It's the WAAAX cohort that dominates the minds of investors when it comes to investing in the ASX tech sector.
But there're attractive opportunities outside of these market darlings that shouldn't be ignored.
WAAAX refers to WiseTech Global Ltd (ASX: WTC), Afterpay Ltd (ASX: APT), Altium Limited (ASX: ALU), Appen Ltd (ASX: APX) and Xero Limited (ASX: XRO).
Market darlings getting all the attention
The WiseTech share price is in the spotlight as it was the best performer on the S&P/ASX 200 Index (Index:^AXJO) yesterday with its 16.8% surge to $16.09.
The Afterpay share price is also widely celebrated for its amazing 200% bounce since the bear market trough a month ago.
Those looking for value buys in the tech sector should also cast their eye outside of WAAAX as there are two overlooked names with big upside potential.
Sounding sweet
One stock that Morgan Stanley thinks should be on your buy list is the Audinate Group Ltd (ASX: AD8) share price.
The company makes networking solutions for audio and video equipment that is used in for live concerts. This is obviously an activity that came to an abrupt stop due to the global COVID-19 pandemic.
This will drag on Audinate's earnings but some projects to install Audinate's Dante system are going ahead. Some large venues like Disneyland are also pulling forward installation works during this downtown.
Worth suffering the short-term pain
"The cycle does not change AD8's solid audio industry position and we think c.30% growth medium term is sustainable," said the broker.
"One of the main push backs from investors has been valuation. AD8 trades 11x trough FY21e sales and we see the recent share price falls as an opportunity to purchase a long dated structural grower at cycle lows."
I hold the stock and I can't agree more. Those willing to endure the shorter-term pain for longer-term gains should take a closer look at Audinate.

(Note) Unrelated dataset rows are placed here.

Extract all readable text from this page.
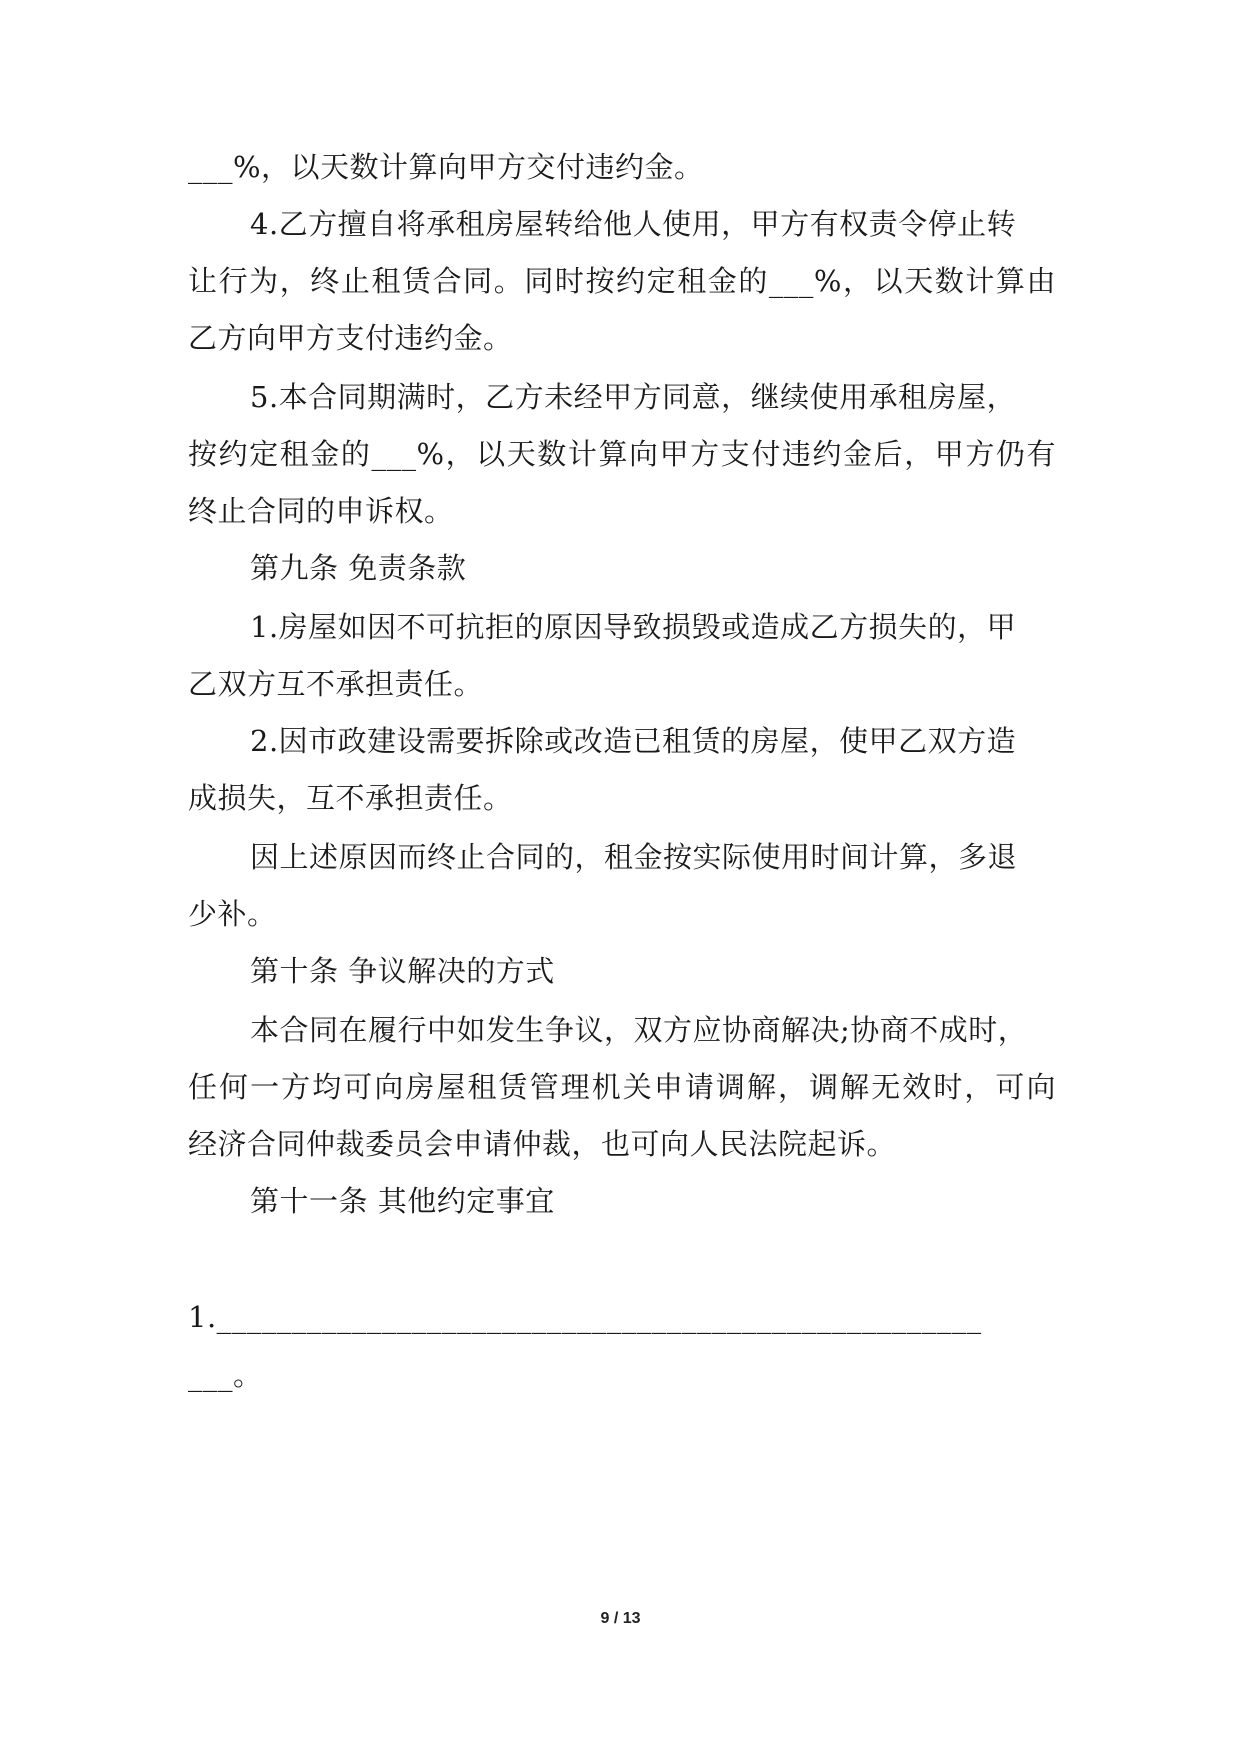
___%，以天数计算向甲方交付违约金。
4.乙方擅自将承租房屋转给他人使用，甲方有权责令停止转
让行为，终止租赁合同。同时按约定租金的___%，以天数计算由
乙方向甲方支付违约金。
5.本合同期满时，乙方未经甲方同意，继续使用承租房屋，
按约定租金的___%，以天数计算向甲方支付违约金后，甲方仍有
终止合同的申诉权。
第九条 免责条款
1.房屋如因不可抗拒的原因导致损毁或造成乙方损失的，甲
乙双方互不承担责任。
2.因市政建设需要拆除或改造已租赁的房屋，使甲乙双方造
成损失，互不承担责任。
因上述原因而终止合同的，租金按实际使用时间计算，多退
少补。
第十条 争议解决的方式
本合同在履行中如发生争议，双方应协商解决;协商不成时，
任何一方均可向房屋租赁管理机关申请调解，调解无效时，可向
经济合同仲裁委员会申请仲裁，也可向人民法院起诉。
第十一条 其他约定事宜
1.___________________________________________________
___。
9 / 13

Morgan Stanley reiterated its "overweight" recommendation on the stock with a price target of $7.50 a share.
Good advice
Another stock in the IT sector that most leading brokers like is Praemium Ltd (ASX: PPS). The wealth management platform company released its quarterly update on funds under advice (FUA).
While it was overall a weaker quarter for Praemium as its business is also being impacted by the coronavirus fallout, Goldman Sachs reaffirmed its "buy" rating on the stock.
"Although the majority of revenues earned by the platforms are linked to FUA, we would expect the impact of weaker equity markets to be softened by tiered pricing arrangements, and higher transactional fees in the near term," said the broker.
"We also note that PPS also operates subscription based software products and administration services, which account for c.42% of FY19 revenues and continue to be unaffected by the weaker equity markets."
Goldman Sachs lowered its 12-month price target on the stock to 55 cents a piece. This leaves room for Praemium to nearly double in value over the period.